Samples of Data Loader
Some downsampled and augmented grayscale input images and their labels are illustrated below.
Architecture
We trained a model with the following architecture using AdamW with learning rate = 5e-4, weight_decay = 1e-4 and MSE loss for 50 epoches.
nn.Sequential(
nn.Conv2d(1, 8, 3),
nn.BatchNorm2d(8),
nn.ReLU(),
nn.MaxPool2d(2, 2),
nn.Conv2d(8, 16, 3),
nn.BatchNorm2d(16),
nn.ReLU(),
nn.MaxPool2d(2, 2),
nn.Conv2d(16, 32, 3),
nn.BatchNorm2d(32),
nn.ReLU(),
nn.MaxPool2d(2, 2),
nn.Conv2d(32, 64, 3),
nn.BatchNorm2d(64),
nn.ReLU(),
nn.MaxPool2d(2, 2),
nn.Conv2d(64, 64, 3),
nn.BatchNorm2d(64),
nn.ReLU(),
nn.Flatten(),
nn.Linear(4928, 1024),
nn.ReLU(),
nn.Linear(1024, 256),
nn.ReLU(),
nn.Linear(256, 116)
)
Training and Validation Loss
Results
The following are a few good and bad outputs from our neural network.

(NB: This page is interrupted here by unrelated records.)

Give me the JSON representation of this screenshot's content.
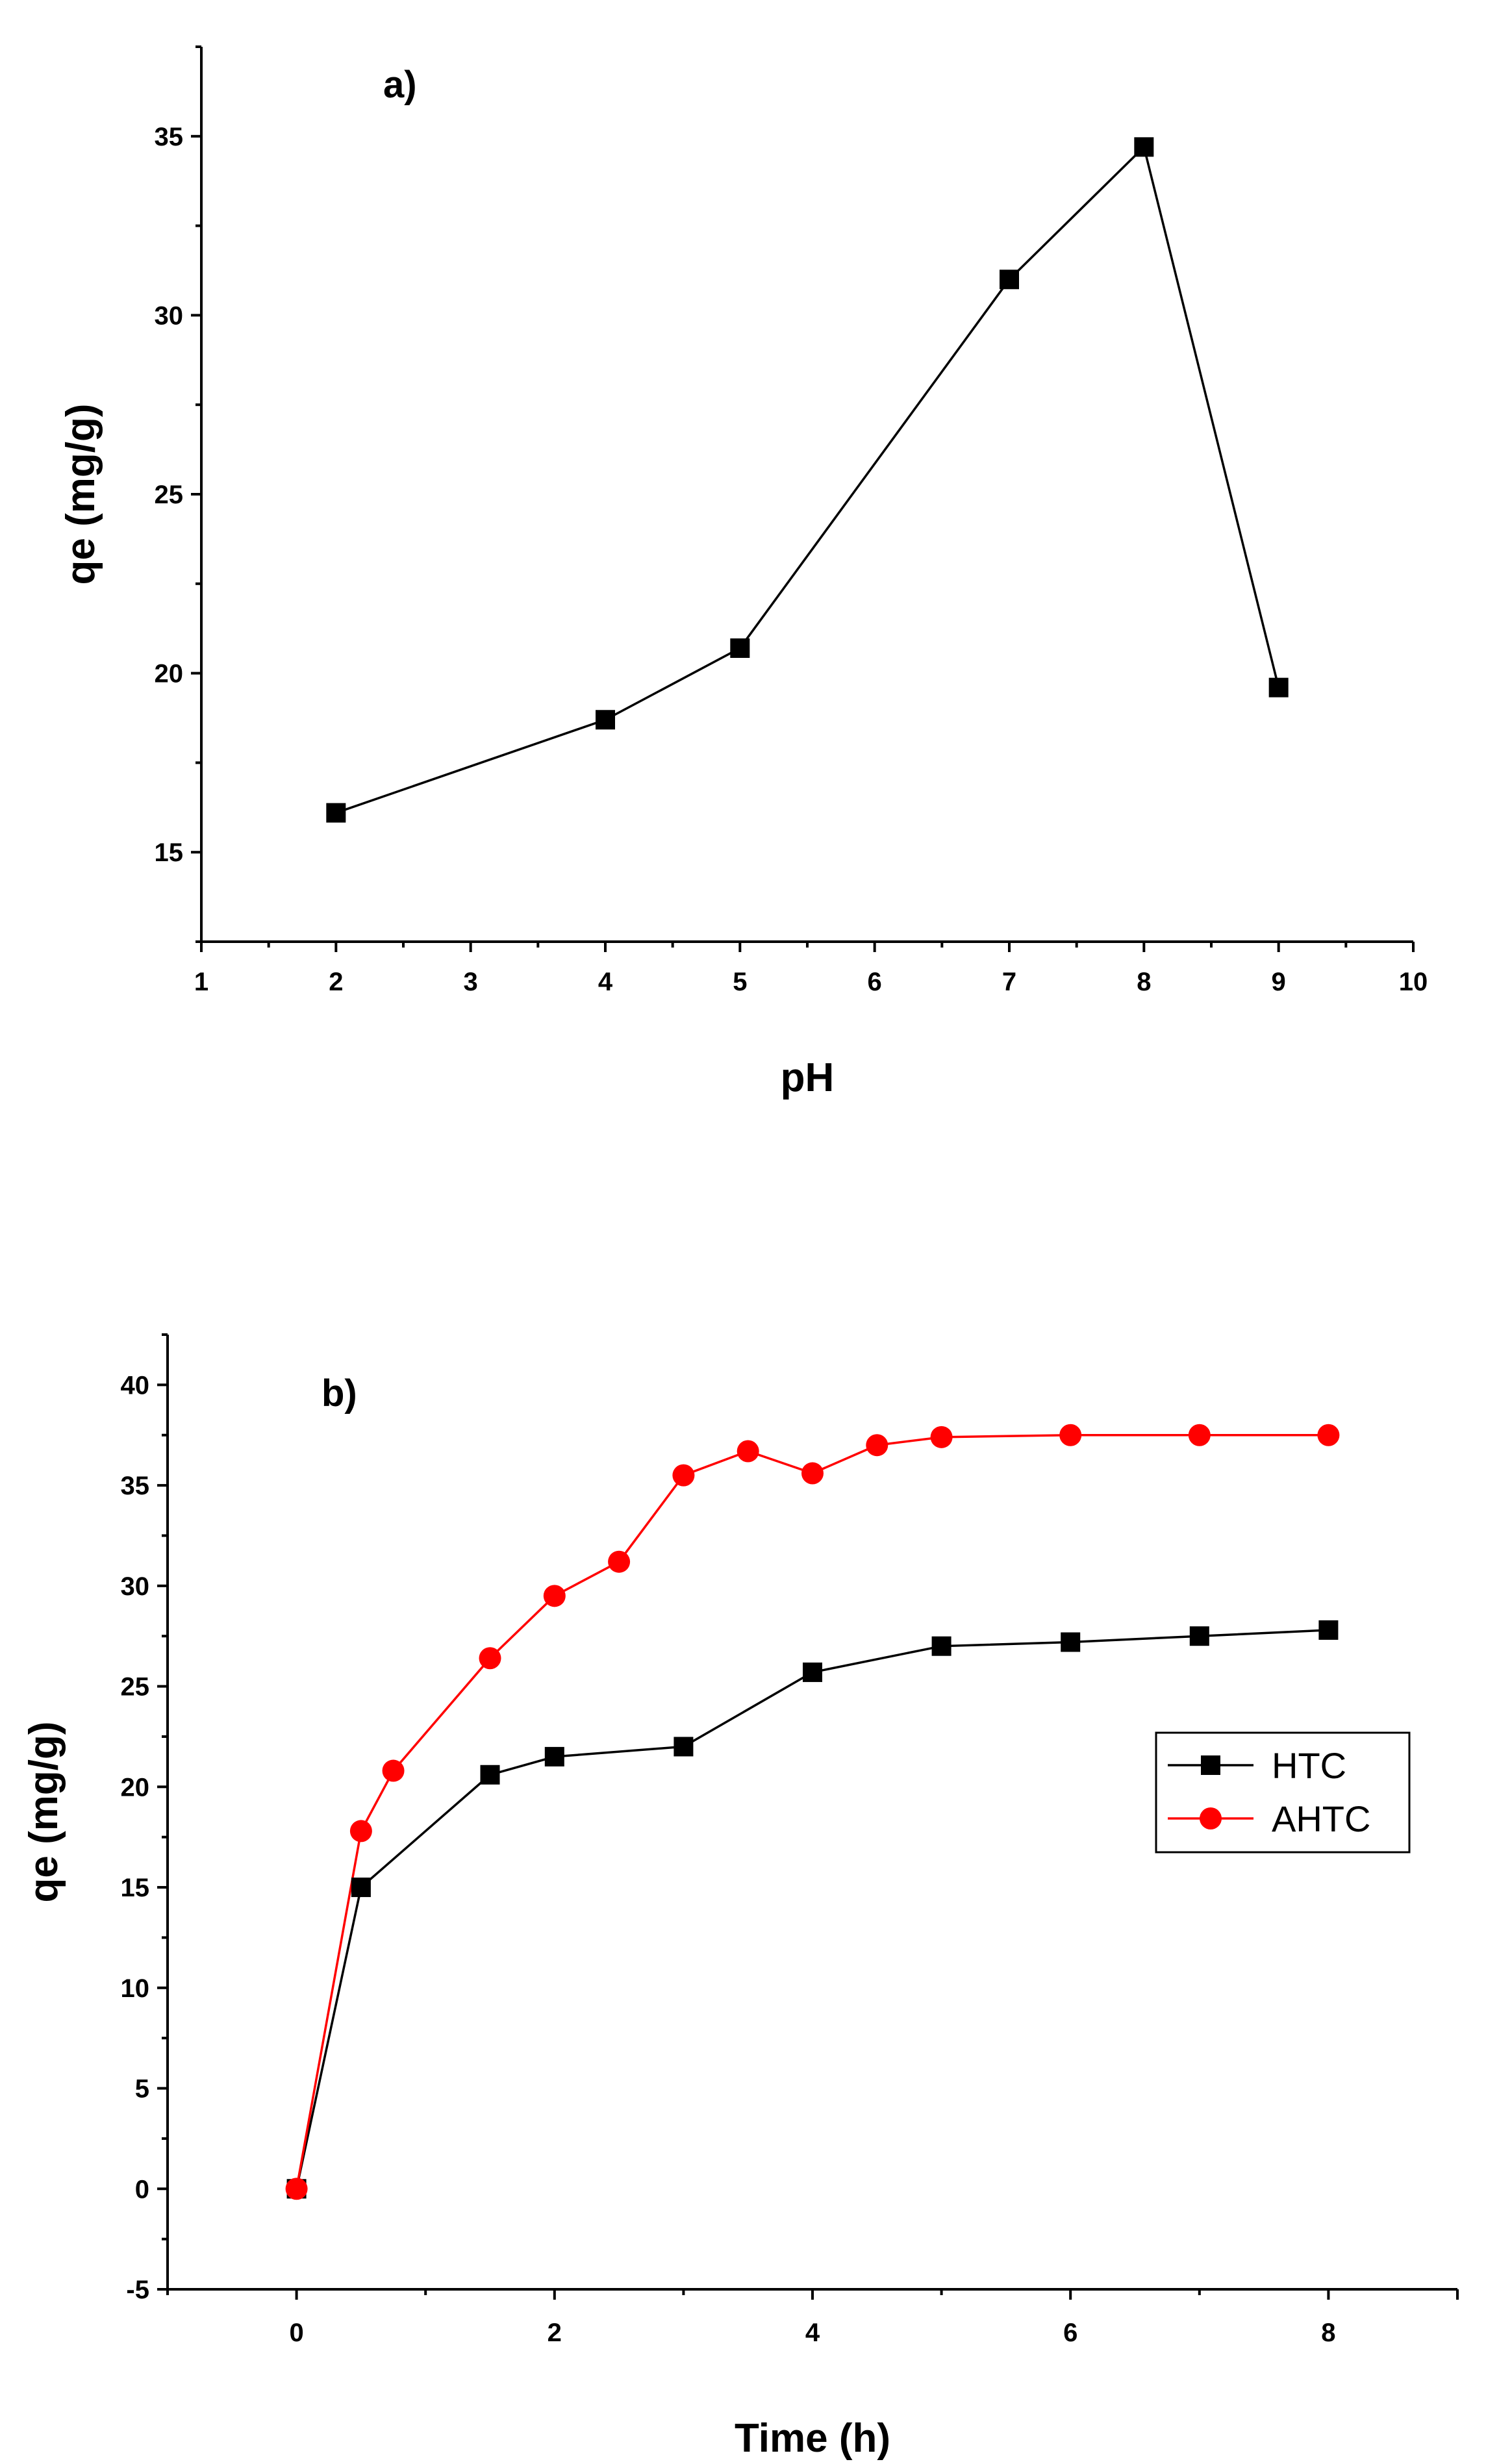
{
  "chart_data": [
    {
      "type": "line",
      "panel_label": "a)",
      "xlabel": "pH",
      "ylabel": "qe (mg/g)",
      "xlim": [
        1,
        10
      ],
      "ylim": [
        12.5,
        37.5
      ],
      "xticks": [
        1,
        2,
        3,
        4,
        5,
        6,
        7,
        8,
        9,
        10
      ],
      "yticks": [
        15,
        20,
        25,
        30,
        35
      ],
      "grid": false,
      "series": [
        {
          "marker": "square",
          "color": "#000000",
          "x": [
            2,
            4,
            5,
            7,
            8,
            9
          ],
          "values": [
            16.1,
            18.7,
            20.7,
            31.0,
            34.7,
            19.6
          ]
        }
      ]
    },
    {
      "type": "line",
      "panel_label": "b)",
      "xlabel": "Time (h)",
      "ylabel": "qe (mg/g)",
      "xlim": [
        -1,
        9
      ],
      "ylim": [
        -5,
        42.5
      ],
      "xticks": [
        0,
        2,
        4,
        6,
        8
      ],
      "yticks": [
        -5,
        0,
        5,
        10,
        15,
        20,
        25,
        30,
        35,
        40
      ],
      "grid": false,
      "legend_position": "right",
      "series": [
        {
          "name": "HTC",
          "marker": "square",
          "color": "#000000",
          "x": [
            0,
            0.5,
            1.5,
            2,
            3,
            4,
            5,
            6,
            7,
            8
          ],
          "values": [
            0,
            15.0,
            20.6,
            21.5,
            22.0,
            25.7,
            27.0,
            27.2,
            27.5,
            27.8
          ]
        },
        {
          "name": "AHTC",
          "marker": "circle",
          "color": "#ff0000",
          "x": [
            0,
            0.5,
            0.75,
            1.5,
            2,
            2.5,
            3,
            3.5,
            4,
            4.5,
            5,
            6,
            7,
            8
          ],
          "values": [
            0,
            17.8,
            20.8,
            26.4,
            29.5,
            31.2,
            35.5,
            36.7,
            35.6,
            37.0,
            37.4,
            37.5,
            37.5,
            37.5
          ]
        }
      ]
    }
  ]
}
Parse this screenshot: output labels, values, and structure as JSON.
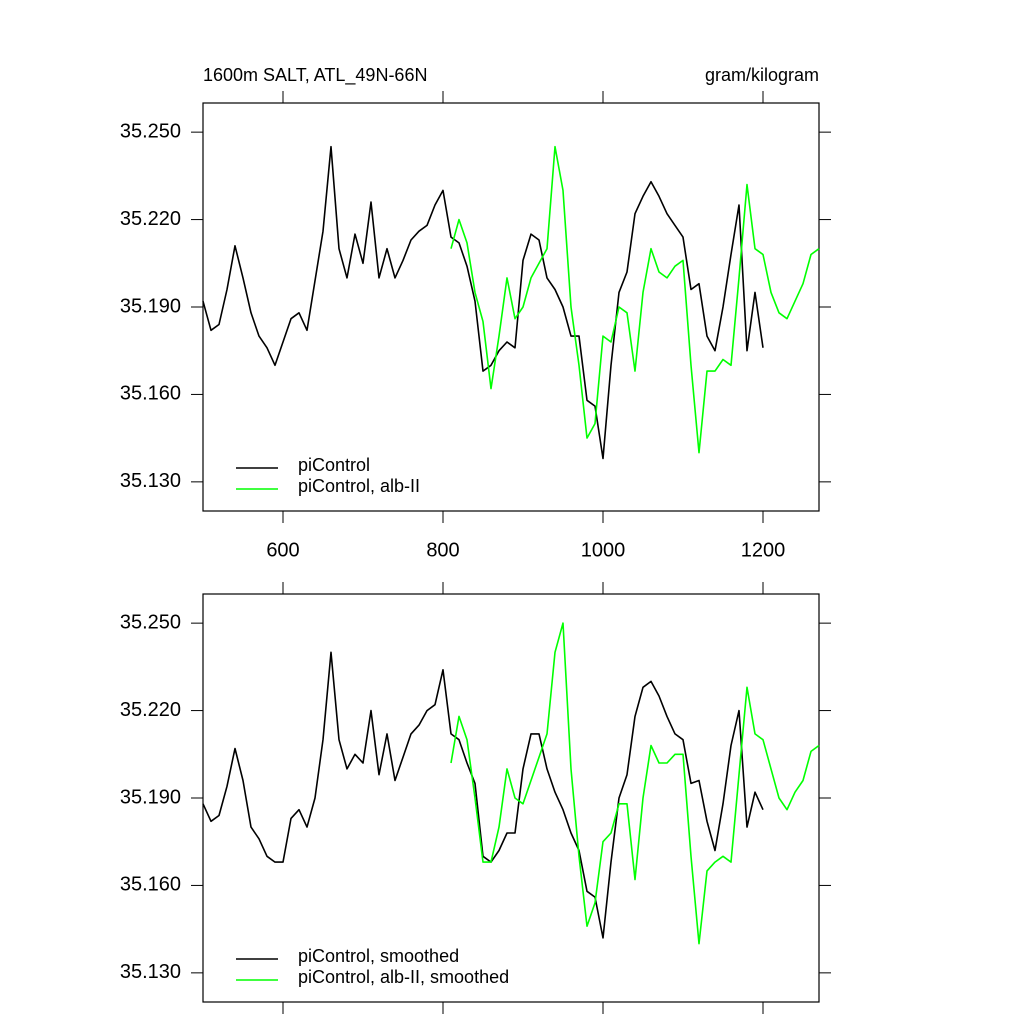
{
  "chart_data": [
    {
      "type": "line",
      "title": "1600m SALT, ATL_49N-66N",
      "units": "gram/kilogram",
      "x": [
        500,
        510,
        520,
        530,
        540,
        550,
        560,
        570,
        580,
        590,
        600,
        610,
        620,
        630,
        640,
        650,
        660,
        670,
        680,
        690,
        700,
        710,
        720,
        730,
        740,
        750,
        760,
        770,
        780,
        790,
        800,
        810,
        820,
        830,
        840,
        850,
        860,
        870,
        880,
        890,
        900,
        910,
        920,
        930,
        940,
        950,
        960,
        970,
        980,
        990,
        1000,
        1010,
        1020,
        1030,
        1040,
        1050,
        1060,
        1070,
        1080,
        1090,
        1100,
        1110,
        1120,
        1130,
        1140,
        1150,
        1160,
        1170,
        1180,
        1190,
        1200,
        1210,
        1220,
        1230,
        1240,
        1250,
        1260,
        1270
      ],
      "series": [
        {
          "name": "piControl",
          "color": "#000000",
          "values": [
            35.192,
            35.182,
            35.184,
            35.196,
            35.211,
            35.2,
            35.188,
            35.18,
            35.176,
            35.17,
            35.178,
            35.186,
            35.188,
            35.182,
            35.199,
            35.216,
            35.245,
            35.21,
            35.2,
            35.215,
            35.205,
            35.226,
            35.2,
            35.21,
            35.2,
            35.206,
            35.213,
            35.216,
            35.218,
            35.225,
            35.23,
            35.214,
            35.212,
            35.204,
            35.192,
            35.168,
            35.17,
            35.175,
            35.178,
            35.176,
            35.206,
            35.215,
            35.213,
            35.2,
            35.196,
            35.19,
            35.18,
            35.18,
            35.158,
            35.156,
            35.138,
            35.17,
            35.195,
            35.202,
            35.222,
            35.228,
            35.233,
            35.228,
            35.222,
            35.218,
            35.214,
            35.196,
            35.198,
            35.18,
            35.175,
            35.19,
            35.208,
            35.225,
            35.175,
            35.195,
            35.176,
            null,
            null,
            null,
            null,
            null,
            null,
            null
          ]
        },
        {
          "name": "piControl, alb-II",
          "color": "#00ff00",
          "values": [
            null,
            null,
            null,
            null,
            null,
            null,
            null,
            null,
            null,
            null,
            null,
            null,
            null,
            null,
            null,
            null,
            null,
            null,
            null,
            null,
            null,
            null,
            null,
            null,
            null,
            null,
            null,
            null,
            null,
            null,
            null,
            35.21,
            35.22,
            35.212,
            35.195,
            35.185,
            35.162,
            35.18,
            35.2,
            35.186,
            35.19,
            35.2,
            35.205,
            35.21,
            35.245,
            35.23,
            35.19,
            35.17,
            35.145,
            35.15,
            35.18,
            35.178,
            35.19,
            35.188,
            35.168,
            35.195,
            35.21,
            35.202,
            35.2,
            35.204,
            35.206,
            35.17,
            35.14,
            35.168,
            35.168,
            35.172,
            35.17,
            35.2,
            35.232,
            35.21,
            35.208,
            35.195,
            35.188,
            35.186,
            35.192,
            35.198,
            35.208,
            35.21
          ]
        }
      ],
      "xlim": [
        500,
        1270
      ],
      "ylim": [
        35.12,
        35.26
      ],
      "xticks": [
        600,
        800,
        1000,
        1200
      ],
      "xtick_labels": true,
      "yticks": [
        {
          "value": 35.13,
          "label": "35.130"
        },
        {
          "value": 35.16,
          "label": "35.160"
        },
        {
          "value": 35.19,
          "label": "35.190"
        },
        {
          "value": 35.22,
          "label": "35.220"
        },
        {
          "value": 35.25,
          "label": "35.250"
        }
      ],
      "legend": "lower left"
    },
    {
      "type": "line",
      "x": [
        500,
        510,
        520,
        530,
        540,
        550,
        560,
        570,
        580,
        590,
        600,
        610,
        620,
        630,
        640,
        650,
        660,
        670,
        680,
        690,
        700,
        710,
        720,
        730,
        740,
        750,
        760,
        770,
        780,
        790,
        800,
        810,
        820,
        830,
        840,
        850,
        860,
        870,
        880,
        890,
        900,
        910,
        920,
        930,
        940,
        950,
        960,
        970,
        980,
        990,
        1000,
        1010,
        1020,
        1030,
        1040,
        1050,
        1060,
        1070,
        1080,
        1090,
        1100,
        1110,
        1120,
        1130,
        1140,
        1150,
        1160,
        1170,
        1180,
        1190,
        1200,
        1210,
        1220,
        1230,
        1240,
        1250,
        1260,
        1270
      ],
      "series": [
        {
          "name": "piControl, smoothed",
          "color": "#000000",
          "values": [
            35.188,
            35.182,
            35.184,
            35.194,
            35.207,
            35.196,
            35.18,
            35.176,
            35.17,
            35.168,
            35.168,
            35.183,
            35.186,
            35.18,
            35.19,
            35.21,
            35.24,
            35.21,
            35.2,
            35.205,
            35.202,
            35.22,
            35.198,
            35.212,
            35.196,
            35.204,
            35.212,
            35.215,
            35.22,
            35.222,
            35.234,
            35.212,
            35.21,
            35.202,
            35.195,
            35.17,
            35.168,
            35.172,
            35.178,
            35.178,
            35.2,
            35.212,
            35.212,
            35.2,
            35.192,
            35.186,
            35.178,
            35.172,
            35.158,
            35.156,
            35.142,
            35.168,
            35.19,
            35.198,
            35.218,
            35.228,
            35.23,
            35.225,
            35.218,
            35.212,
            35.21,
            35.195,
            35.196,
            35.182,
            35.172,
            35.188,
            35.208,
            35.22,
            35.18,
            35.192,
            35.186,
            null,
            null,
            null,
            null,
            null,
            null,
            null
          ]
        },
        {
          "name": "piControl, alb-II, smoothed",
          "color": "#00ff00",
          "values": [
            null,
            null,
            null,
            null,
            null,
            null,
            null,
            null,
            null,
            null,
            null,
            null,
            null,
            null,
            null,
            null,
            null,
            null,
            null,
            null,
            null,
            null,
            null,
            null,
            null,
            null,
            null,
            null,
            null,
            null,
            null,
            35.202,
            35.218,
            35.21,
            35.19,
            35.168,
            35.168,
            35.18,
            35.2,
            35.19,
            35.188,
            35.196,
            35.204,
            35.212,
            35.24,
            35.25,
            35.2,
            35.17,
            35.146,
            35.154,
            35.175,
            35.178,
            35.188,
            35.188,
            35.162,
            35.19,
            35.208,
            35.202,
            35.202,
            35.205,
            35.205,
            35.17,
            35.14,
            35.165,
            35.168,
            35.17,
            35.168,
            35.198,
            35.228,
            35.212,
            35.21,
            35.2,
            35.19,
            35.186,
            35.192,
            35.196,
            35.206,
            35.208
          ]
        }
      ],
      "xlim": [
        500,
        1270
      ],
      "ylim": [
        35.12,
        35.26
      ],
      "xticks": [
        600,
        800,
        1000,
        1200
      ],
      "xtick_labels": false,
      "yticks": [
        {
          "value": 35.13,
          "label": "35.130"
        },
        {
          "value": 35.16,
          "label": "35.160"
        },
        {
          "value": 35.19,
          "label": "35.190"
        },
        {
          "value": 35.22,
          "label": "35.220"
        },
        {
          "value": 35.25,
          "label": "35.250"
        }
      ],
      "legend": "lower left"
    }
  ]
}
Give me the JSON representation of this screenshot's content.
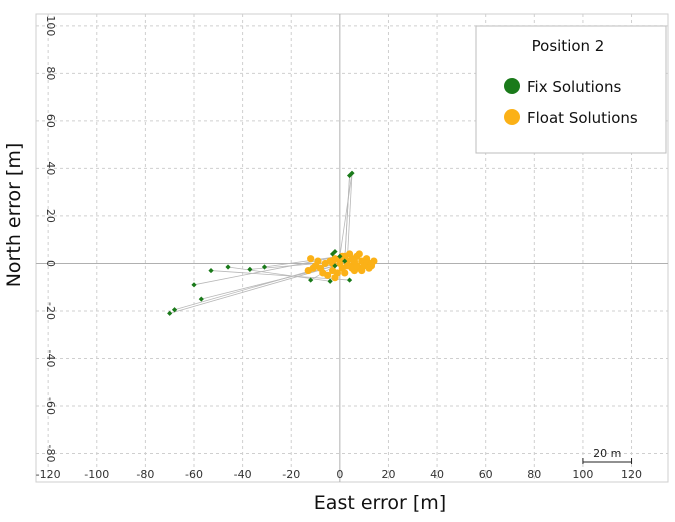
{
  "chart_data": {
    "type": "scatter",
    "title": "",
    "xlabel": "East error [m]",
    "ylabel": "North error [m]",
    "xlim": [
      -125,
      135
    ],
    "ylim": [
      -92,
      105
    ],
    "grid": true,
    "x_ticks": [
      -120,
      -100,
      -80,
      -60,
      -40,
      -20,
      0,
      20,
      40,
      60,
      80,
      100,
      120
    ],
    "y_ticks": [
      -80,
      -60,
      -40,
      -20,
      0,
      20,
      40,
      60,
      80,
      100
    ],
    "legend": {
      "title": "Position 2",
      "position": "top-right"
    },
    "scale_bar": {
      "label": "20 m",
      "length": 20
    },
    "track_line_color": "#b8b8b8",
    "series": [
      {
        "name": "Fix Solutions",
        "color": "#1a7a1a",
        "points": [
          [
            -70,
            -21
          ],
          [
            -68,
            -19.5
          ],
          [
            -60,
            -9
          ],
          [
            -57,
            -15
          ],
          [
            -53,
            -3
          ],
          [
            -46,
            -1.5
          ],
          [
            -37,
            -2.5
          ],
          [
            -31,
            -1.5
          ],
          [
            -12,
            -7
          ],
          [
            -3,
            4
          ],
          [
            -2,
            5
          ],
          [
            -4,
            -7.5
          ],
          [
            -2,
            -1
          ],
          [
            4,
            -7
          ],
          [
            4,
            37
          ],
          [
            5,
            38
          ],
          [
            2,
            1
          ],
          [
            0,
            3
          ]
        ]
      },
      {
        "name": "Float Solutions",
        "color": "#fbb117",
        "points": [
          [
            -12,
            2
          ],
          [
            -10,
            -1
          ],
          [
            -13,
            -3
          ],
          [
            -8,
            -2
          ],
          [
            -6,
            0
          ],
          [
            -4,
            1
          ],
          [
            -3,
            -3
          ],
          [
            -2,
            2
          ],
          [
            0,
            1
          ],
          [
            1,
            -2
          ],
          [
            2,
            3
          ],
          [
            3,
            1
          ],
          [
            4,
            -1
          ],
          [
            5,
            2
          ],
          [
            6,
            0
          ],
          [
            7,
            3
          ],
          [
            8,
            -2
          ],
          [
            9,
            1
          ],
          [
            10,
            -1
          ],
          [
            11,
            2
          ],
          [
            12,
            0
          ],
          [
            13,
            -1
          ],
          [
            14,
            1
          ],
          [
            -5,
            -5
          ],
          [
            -1,
            -4
          ],
          [
            2,
            -4
          ],
          [
            6,
            -3
          ],
          [
            8,
            4
          ],
          [
            4,
            4
          ],
          [
            0,
            0
          ],
          [
            -9,
            1
          ],
          [
            -7,
            -4
          ],
          [
            3,
            -1
          ],
          [
            10,
            0
          ],
          [
            12,
            -2
          ],
          [
            -2,
            -6
          ],
          [
            5,
            -2
          ],
          [
            7,
            -1
          ],
          [
            9,
            -3
          ],
          [
            11,
            1
          ],
          [
            13,
            0
          ],
          [
            -11,
            -2
          ],
          [
            1,
            3
          ],
          [
            -3,
            0
          ],
          [
            6,
            1
          ]
        ]
      }
    ]
  }
}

The images on the right show the generated keypoints. It seems that the network is more sensitive to the shadows around the faces than the actual facial features in some cases, resulting in keypoints that seem way off.
Good Results | Bad Results |
---|---|
Features
These are the filters of the first convolutional layer from our network. They largely resemble line detectors.